From 1987 to 1990 Holder was the director of nurse education, Parkside Health Authority.

== Other contributions to nursing and healthcare ==
Activity relating to The Catholic Nurse

Holder had converted to Catholicism in 1950. He was active in the Catholic Nurses Guild of England and Wales speaking in 1967 about The Medical Termination of Pregnancy Bill and its implications for doctors and nurses.

In 1974 Holder was one of the founder members the Linacre Centre (later renamed the Anscombe Bioethics Centre) for the study of the ethics of health care, and later served on the board of governors.

Further journalistic and publishing activity.

Holder founded and co-edited Nurse Education Today and contributed peer-reviewed articles. One notable publication was a tribute to the late Prince Philip when the Prince withdrew from public duties. Holder noted that the Prince's support was particularly appreciated by men who brought wartime field experience to the profession (Prince Philip was patron of the Society of Registered Male Nurses).

Holder served as consultant editor of the McGraw-Hill nursing series studies textbooks.

Other healthcare roles and activity.

Holder was active in the Society of Registered Male Nurses and was the only man to serve as a delegate to the National Council for Nurses.
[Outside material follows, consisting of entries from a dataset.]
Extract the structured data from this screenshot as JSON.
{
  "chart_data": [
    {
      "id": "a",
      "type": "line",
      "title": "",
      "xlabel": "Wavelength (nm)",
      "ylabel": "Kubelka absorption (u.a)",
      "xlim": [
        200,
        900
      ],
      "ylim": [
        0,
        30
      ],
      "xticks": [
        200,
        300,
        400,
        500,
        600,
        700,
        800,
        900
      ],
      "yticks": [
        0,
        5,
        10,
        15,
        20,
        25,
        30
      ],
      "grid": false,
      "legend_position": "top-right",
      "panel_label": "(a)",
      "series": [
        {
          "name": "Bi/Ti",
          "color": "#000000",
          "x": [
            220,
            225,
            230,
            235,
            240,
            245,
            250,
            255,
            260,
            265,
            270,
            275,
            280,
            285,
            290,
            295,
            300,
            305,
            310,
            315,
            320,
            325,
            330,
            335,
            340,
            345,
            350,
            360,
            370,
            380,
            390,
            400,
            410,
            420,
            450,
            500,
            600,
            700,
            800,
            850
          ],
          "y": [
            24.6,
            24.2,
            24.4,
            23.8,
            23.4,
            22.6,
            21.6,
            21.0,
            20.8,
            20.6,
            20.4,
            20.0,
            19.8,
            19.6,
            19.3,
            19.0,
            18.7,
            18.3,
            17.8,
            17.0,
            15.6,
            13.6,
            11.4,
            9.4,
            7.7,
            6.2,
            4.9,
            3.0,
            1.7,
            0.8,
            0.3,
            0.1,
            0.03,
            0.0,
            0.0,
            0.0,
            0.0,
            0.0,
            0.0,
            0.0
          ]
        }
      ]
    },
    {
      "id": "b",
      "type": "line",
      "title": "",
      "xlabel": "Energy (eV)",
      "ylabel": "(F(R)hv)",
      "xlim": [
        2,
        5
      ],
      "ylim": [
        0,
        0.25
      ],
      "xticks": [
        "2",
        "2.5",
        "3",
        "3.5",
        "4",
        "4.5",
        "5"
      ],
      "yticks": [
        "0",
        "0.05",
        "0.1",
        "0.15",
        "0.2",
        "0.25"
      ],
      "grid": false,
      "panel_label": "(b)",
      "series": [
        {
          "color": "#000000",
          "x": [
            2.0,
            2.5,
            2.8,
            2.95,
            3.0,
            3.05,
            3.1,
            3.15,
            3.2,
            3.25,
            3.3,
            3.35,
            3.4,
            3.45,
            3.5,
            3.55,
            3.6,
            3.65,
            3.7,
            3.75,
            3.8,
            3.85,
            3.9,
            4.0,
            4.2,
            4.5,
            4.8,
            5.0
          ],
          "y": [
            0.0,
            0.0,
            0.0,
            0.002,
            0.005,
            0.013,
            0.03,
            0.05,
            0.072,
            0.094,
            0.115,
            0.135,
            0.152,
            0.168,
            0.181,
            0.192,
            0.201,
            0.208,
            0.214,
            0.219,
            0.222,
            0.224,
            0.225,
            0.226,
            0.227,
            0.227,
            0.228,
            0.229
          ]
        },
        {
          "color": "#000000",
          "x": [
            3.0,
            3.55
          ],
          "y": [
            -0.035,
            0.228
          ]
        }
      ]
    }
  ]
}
He was Vice President of the Commonwealth Nurses Federation 1976–1979. Holder held the positions of Chief Nurse Adviser to the British Red Cross Society. He held membership of Tower Hamlets Health Authority, was vice-chair of the Mildmay Mission Hospital governors and a school governor. He was chairman of the North West Thames regional nurse training committee.

== Directorships ==
1992–1993 director of the Florence Nightingale Foundation.

1993-1994 director, Mind in Tower Hamlets and Newham.

1991-1997 director, British Acupuncture Accreditation Board.

== Awards ==
1979 Fellowship of the Royal College of Nursing

1981 Officer of the Order of the British Empire (OBE)

Freeman of the City of London and Badge of Honour, British Red Cross Society.

== Retirement ==
In 1990, when he retired, Holder was interviewed for the Nursing Standard, discussing reasons for early retirement and plans for the future.

== Death ==
Holder died on 28 August 2017 in Romford.

== Tributes ==
An event at the RCN Headquarters took place in December 2018 to commemorate Holder. A plaque in his memory was unveiled by the then RCN President Cecilia Akrisie Anim.